Electron position in H atom

For the ground state of Hydrogen please find the most probable value of  the electron position $r$.

The probability that the electron is found between $r$ and $r+dr$ is

$P=|R_{nl} (r) |^2*r^2 dr$

Here above $R_{nl} (r)$ is the radial function for hydrogen in the n, l state and $r^2*dr$ comes from the volume element written in spherical coordinates $dV=r^2*dr*sinθdθ*dφ$

For the ground state $n=1$ and $l=0$ so that

$R_{01} (r)=2*(1/a)^(3/2)*exp⁡(-r/a)$   where $a$ is the Bohr radius

The most probable value for r is

$4/a^3 *∫_0^a exp⁡(-2r/a) *r^2*dr=4/a^3 *0.081$

Also find the value of $<r^2>$ and $<x^2>$ for the Hydrogen state 3d ($n=3, l=2, m=2$)
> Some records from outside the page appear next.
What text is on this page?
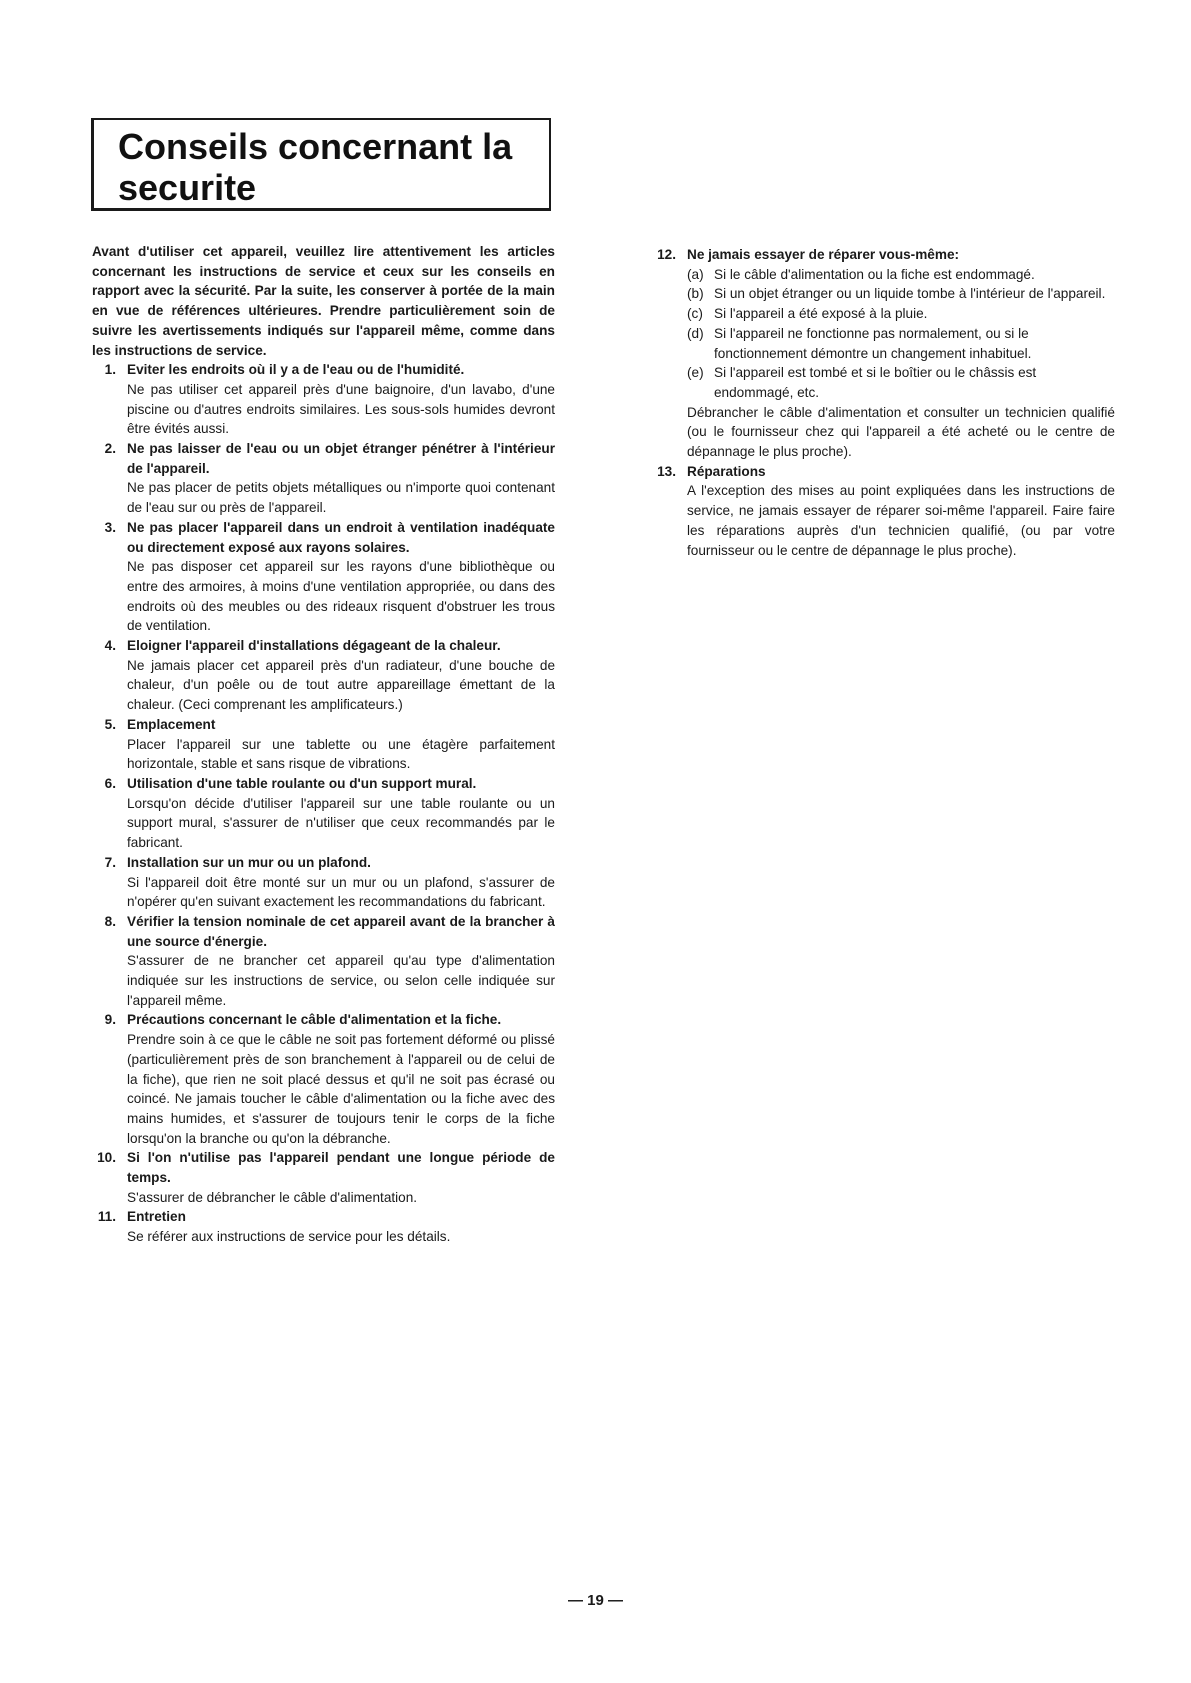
Conseils concernant la securite

Avant d'utiliser cet appareil, veuillez lire attentivement les articles concernant les instructions de service et ceux sur les conseils en rapport avec la sécurité. Par la suite, les conserver à portée de la main en vue de références ultérieures. Prendre particulièrement soin de suivre les avertissements indiqués sur l'appareil même, comme dans les instructions de service.

1. Eviter les endroits où il y a de l'eau ou de l'humidité.

Ne pas utiliser cet appareil près d'une baignoire, d'un lavabo, d'une piscine ou d'autres endroits similaires. Les sous-sols humides devront être évités aussi.

2. Ne pas laisser de l'eau ou un objet étranger pénétrer à l'intérieur de l'appareil.

Ne pas placer de petits objets métalliques ou n'importe quoi contenant de l'eau sur ou près de l'appareil.

3. Ne pas placer l'appareil dans un endroit à ventilation inadéquate ou directement exposé aux rayons solaires.

Ne pas disposer cet appareil sur les rayons d'une bibliothèque ou entre des armoires, à moins d'une ventilation appropriée, ou dans des endroits où des meubles ou des rideaux risquent d'obstruer les trous de ventilation.

4. Eloigner l'appareil d'installations dégageant de la chaleur.

Ne jamais placer cet appareil près d'un radiateur, d'une bouche de chaleur, d'un poêle ou de tout autre appareillage émettant de la chaleur. (Ceci comprenant les amplificateurs.)

5. Emplacement

Placer l'appareil sur une tablette ou une étagère parfaitement horizontale, stable et sans risque de vibrations.

6. Utilisation d'une table roulante ou d'un support mural.

Lorsqu'on décide d'utiliser l'appareil sur une table roulante ou un support mural, s'assurer de n'utiliser que ceux recommandés par le fabricant.

7. Installation sur un mur ou un plafond.

Si l'appareil doit être monté sur un mur ou un plafond, s'assurer de n'opérer qu'en suivant exactement les recommandations du fabricant.

8. Vérifier la tension nominale de cet appareil avant de la brancher à une source d'énergie.

S'assurer de ne brancher cet appareil qu'au type d'alimentation indiquée sur les instructions de service, ou selon celle indiquée sur l'appareil même.

9. Précautions concernant le câble d'alimentation et la fiche.

Prendre soin à ce que le câble ne soit pas fortement déformé ou plissé (particulièrement près de son branchement à l'appareil ou de celui de la fiche), que rien ne soit placé dessus et qu'il ne soit pas écrasé ou coincé. Ne jamais toucher le câble d'alimentation ou la fiche avec des mains humides, et s'assurer de toujours tenir le corps de la fiche lorsqu'on la branche ou qu'on la débranche.

10. Si l'on n'utilise pas l'appareil pendant une longue période de temps.

S'assurer de débrancher le câble d'alimentation.

11. Entretien

Se référer aux instructions de service pour les détails.

12. Ne jamais essayer de réparer vous-même:

(a) Si le câble d'alimentation ou la fiche est endommagé.

(b) Si un objet étranger ou un liquide tombe à l'intérieur de l'appareil.

(c) Si l'appareil a été exposé à la pluie.

(d) Si l'appareil ne fonctionne pas normalement, ou si le fonctionnement démontre un changement inhabituel.

(e) Si l'appareil est tombé et si le boîtier ou le châssis est endommagé, etc.

Débrancher le câble d'alimentation et consulter un technicien qualifié (ou le fournisseur chez qui l'appareil a été acheté ou le centre de dépannage le plus proche).

13. Réparations

A l'exception des mises au point expliquées dans les instructions de service, ne jamais essayer de réparer soi-même l'appareil. Faire faire les réparations auprès d'un technicien qualifié, (ou par votre fournisseur ou le centre de dépannage le plus proche).

— 19 —
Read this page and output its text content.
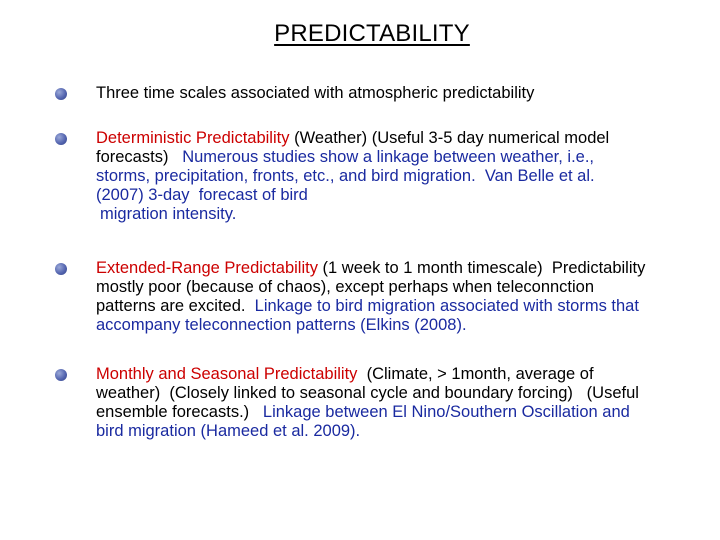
PREDICTABILITY
Three time scales associated with atmospheric predictability
Deterministic Predictability (Weather) (Useful 3-5 day numerical model
forecasts)   Numerous studies show a linkage between weather, i.e.,
storms, precipitation, fronts, etc., and bird migration.  Van Belle et al.
(2007) 3-day  forecast of bird
migration intensity.
Extended-Range Predictability (1 week to 1 month timescale)  Predictability
mostly poor (because of chaos), except perhaps when teleconnction
patterns are excited.  Linkage to bird migration associated with storms that
accompany teleconnection patterns (Elkins (2008).
Monthly and Seasonal Predictability  (Climate, > 1month, average of
weather)  (Closely linked to seasonal cycle and boundary forcing)   (Useful
ensemble forecasts.)   Linkage between El Nino/Southern Oscillation and
bird migration (Hameed et al. 2009).
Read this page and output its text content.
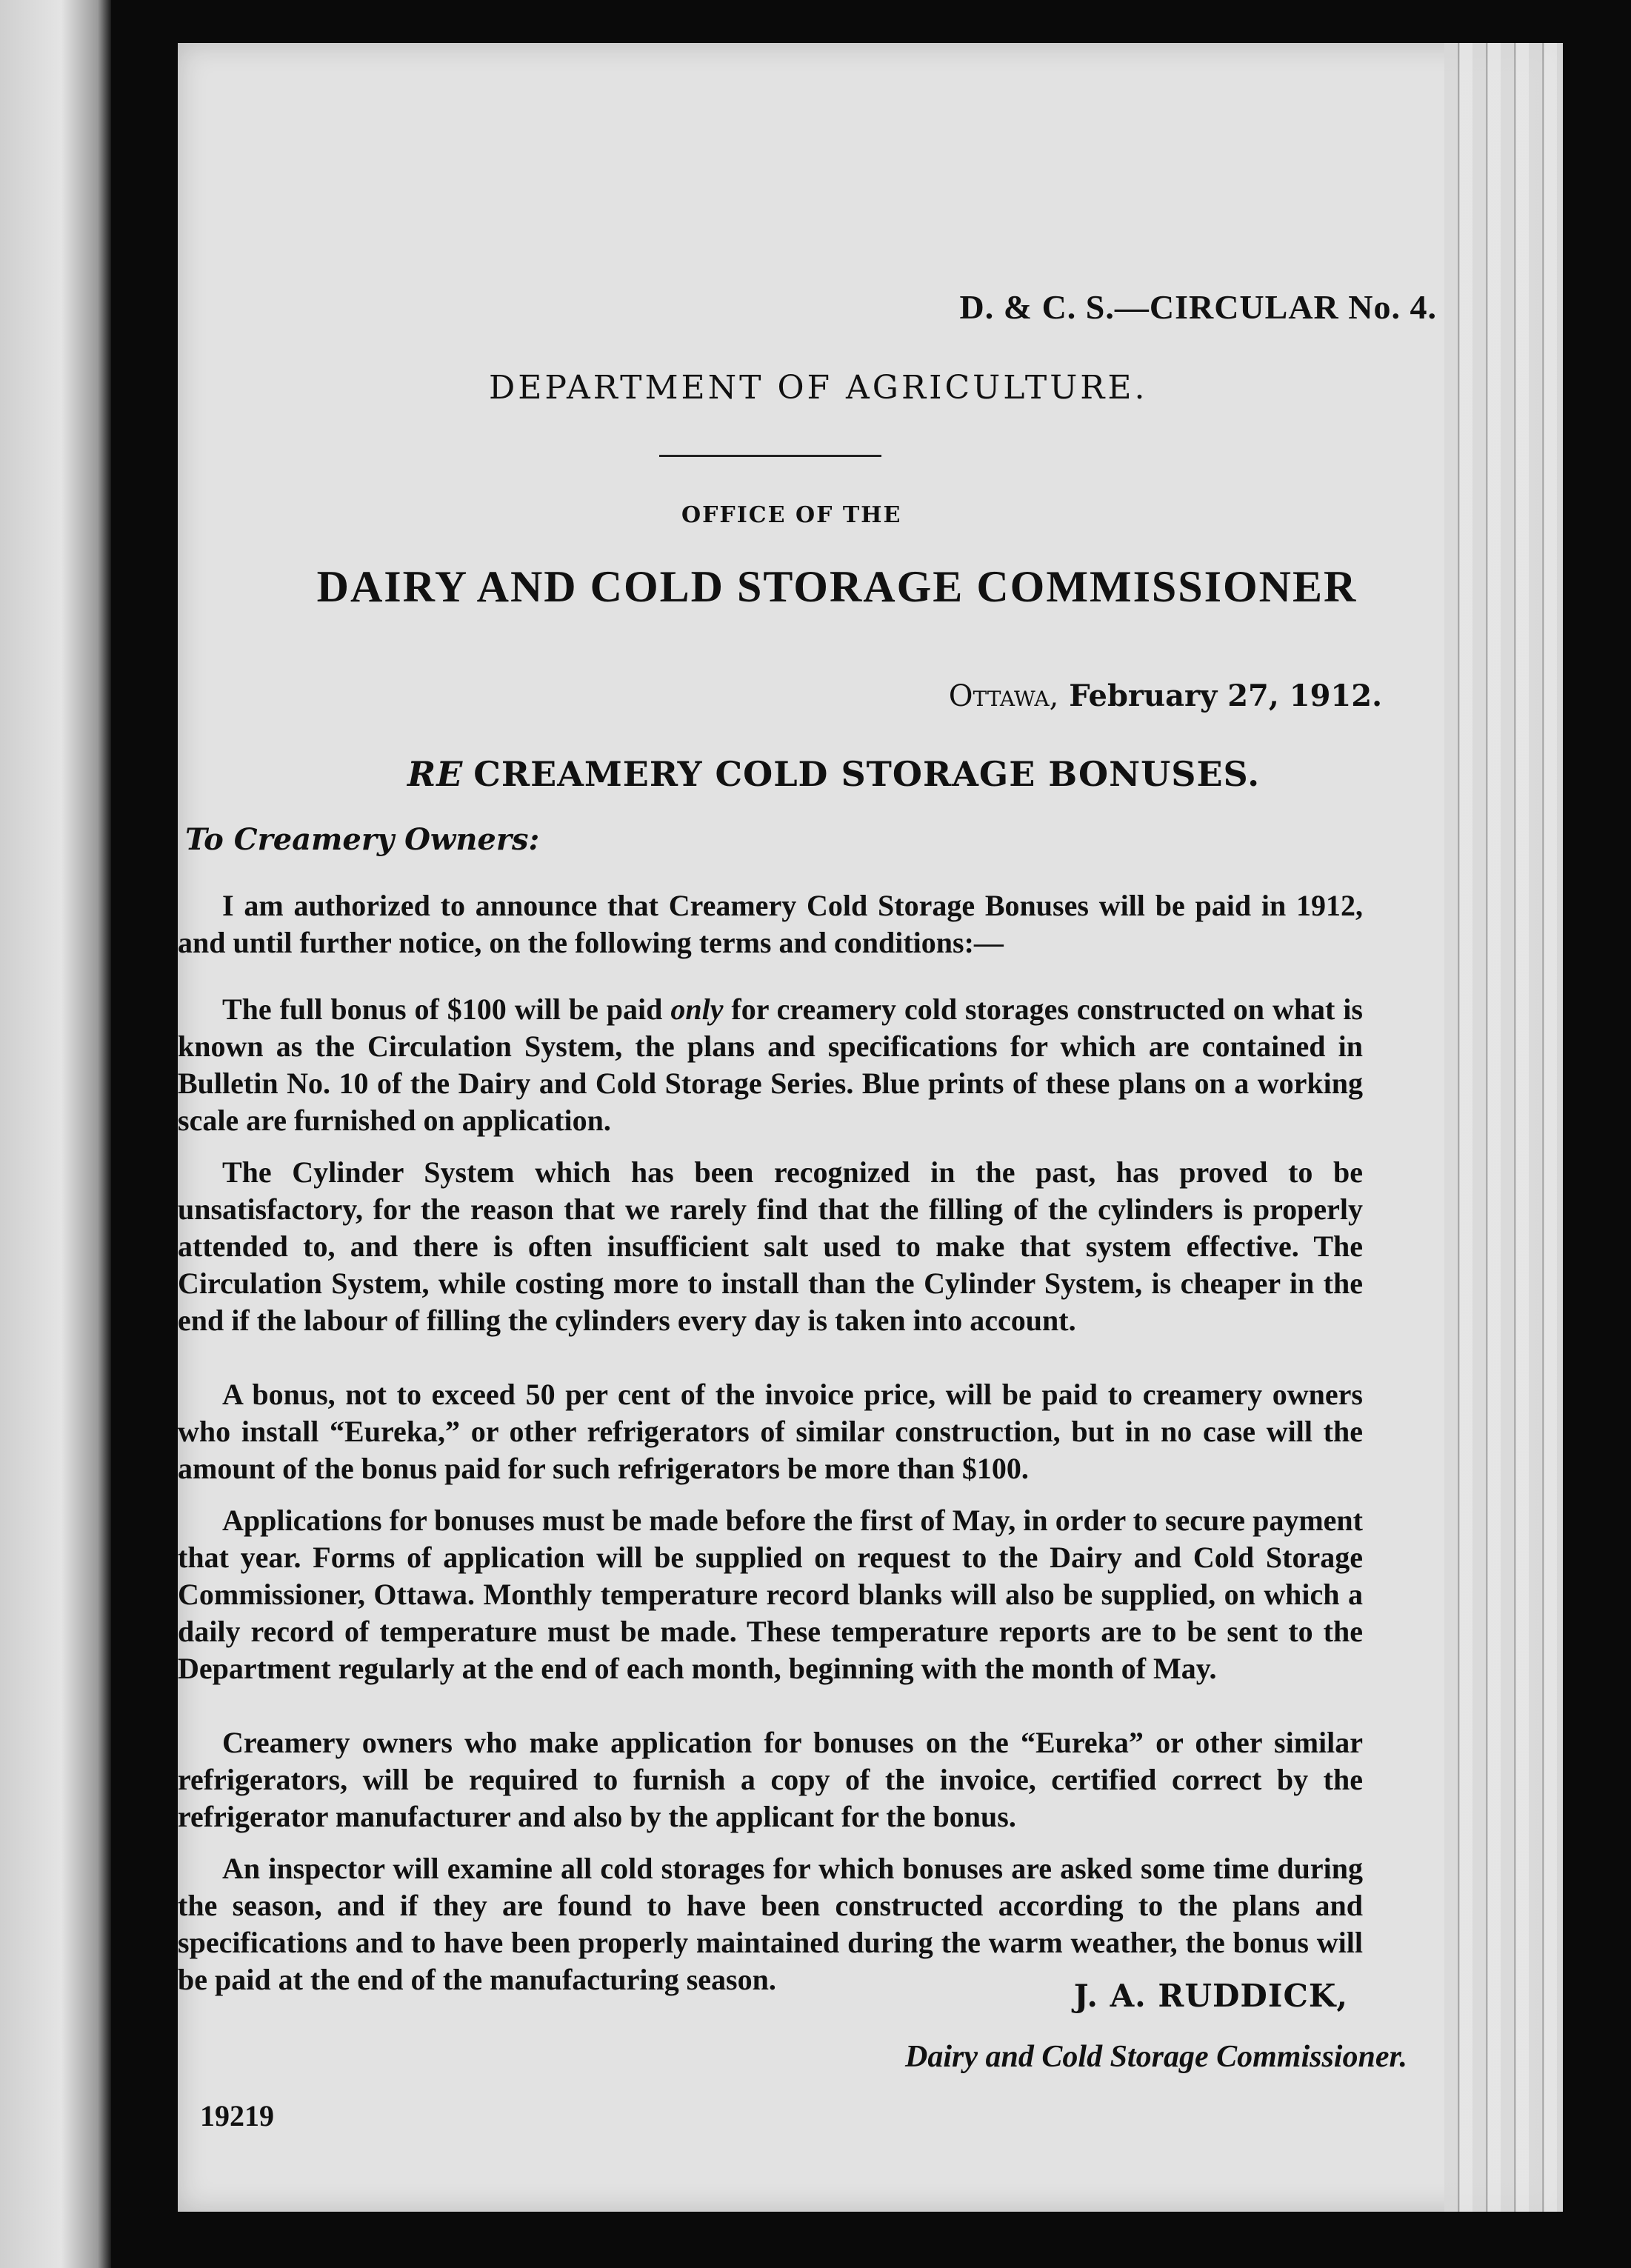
D. & C. S.—CIRCULAR No. 4.
DEPARTMENT OF AGRICULTURE.
OFFICE OF THE
DAIRY AND COLD STORAGE COMMISSIONER
Ottawa, February 27, 1912.
RE CREAMERY COLD STORAGE BONUSES.
To Creamery Owners:

I am authorized to announce that Creamery Cold Storage Bonuses will be paid in 1912, and until further notice, on the following terms and conditions:—

The full bonus of $100 will be paid only for creamery cold storages constructed on what is known as the Circulation System, the plans and specifications for which are contained in Bulletin No. 10 of the Dairy and Cold Storage Series. Blue prints of these plans on a working scale are furnished on application.

The Cylinder System which has been recognized in the past, has proved to be unsatisfactory, for the reason that we rarely find that the filling of the cylinders is properly attended to, and there is often insufficient salt used to make that system effective. The Circulation System, while costing more to install than the Cylinder System, is cheaper in the end if the labour of filling the cylinders every day is taken into account.

A bonus, not to exceed 50 per cent of the invoice price, will be paid to creamery owners who install “Eureka,” or other refrigerators of similar construction, but in no case will the amount of the bonus paid for such refrigerators be more than $100.

Applications for bonuses must be made before the first of May, in order to secure payment that year. Forms of application will be supplied on request to the Dairy and Cold Storage Commissioner, Ottawa. Monthly temperature record blanks will also be supplied, on which a daily record of temperature must be made. These temperature reports are to be sent to the Department regularly at the end of each month, beginning with the month of May.

Creamery owners who make application for bonuses on the “Eureka” or other similar refrigerators, will be required to furnish a copy of the invoice, certified correct by the refrigerator manufacturer and also by the applicant for the bonus.

An inspector will examine all cold storages for which bonuses are asked some time during the season, and if they are found to have been constructed according to the plans and specifications and to have been properly maintained during the warm weather, the bonus will be paid at the end of the manufacturing season.	J. A. RUDDICK,
Dairy and Cold Storage Commissioner.
19219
For $n=3$, $l=2$ and $m=2$ the wavefunction of the electron in Hydrogen atom is

$ψ_{322}=R_{32} (r)*Y_2^2 (θ,φ)$  with $R_{32} (r)=(2√2)/(27√5) (Z/3a)^{(3/2)}*(Zr/a)^2*exp⁡(-Zr/3a)$

where $a$ is the Bohr radius. The element of volume in spherical coordinates is

$dV=r^2 dr*sinθdθ*dφ$

The expectation value for $<r^2>$ is $(Z=1)$

$<r^2>=∭ ψ_{322}^* r^2 ψ_{322}*dV=∫_0^a r^2*R_{32}^2*r^2 dr*∬ (Y_2^2)^* (Y_2^2)*dΩ=$

$=∫_0^a r^4*R_{32}^2*dr$

$<r^2>=8/3645*1/(27a^7 )*∫_0^a r^8*exp⁡(-2r/3a)dr=$

$=8/(98415a^7 )*((6200145a^9)/4-12076233*e^(-2/3)*a^9/4)$


To find the expectation value of $<x^2>$ one needs also to know the shape of the angular functions


So if $x^2=r^2*sin^2⁡ θ*cos^2⁡φ$ one has :

$<x^2>=∫_0^a r^2*R_32^2*r^2 dr*(15/32π ∫_0^π sin^2⁡ θ*sin^4⁡ θ*sinθdθ*∫_0^2π cos^2⁡ φ*dφ)$

because $exp⁡(2iφ)*exp⁡(-2iφ)=1$

One has $∫_0^a sin^7⁡θ dθ=32/35$    and $∫_0^2π cos^2⁡ φ*dφ=π$



All integrals have been computed online using mathematica.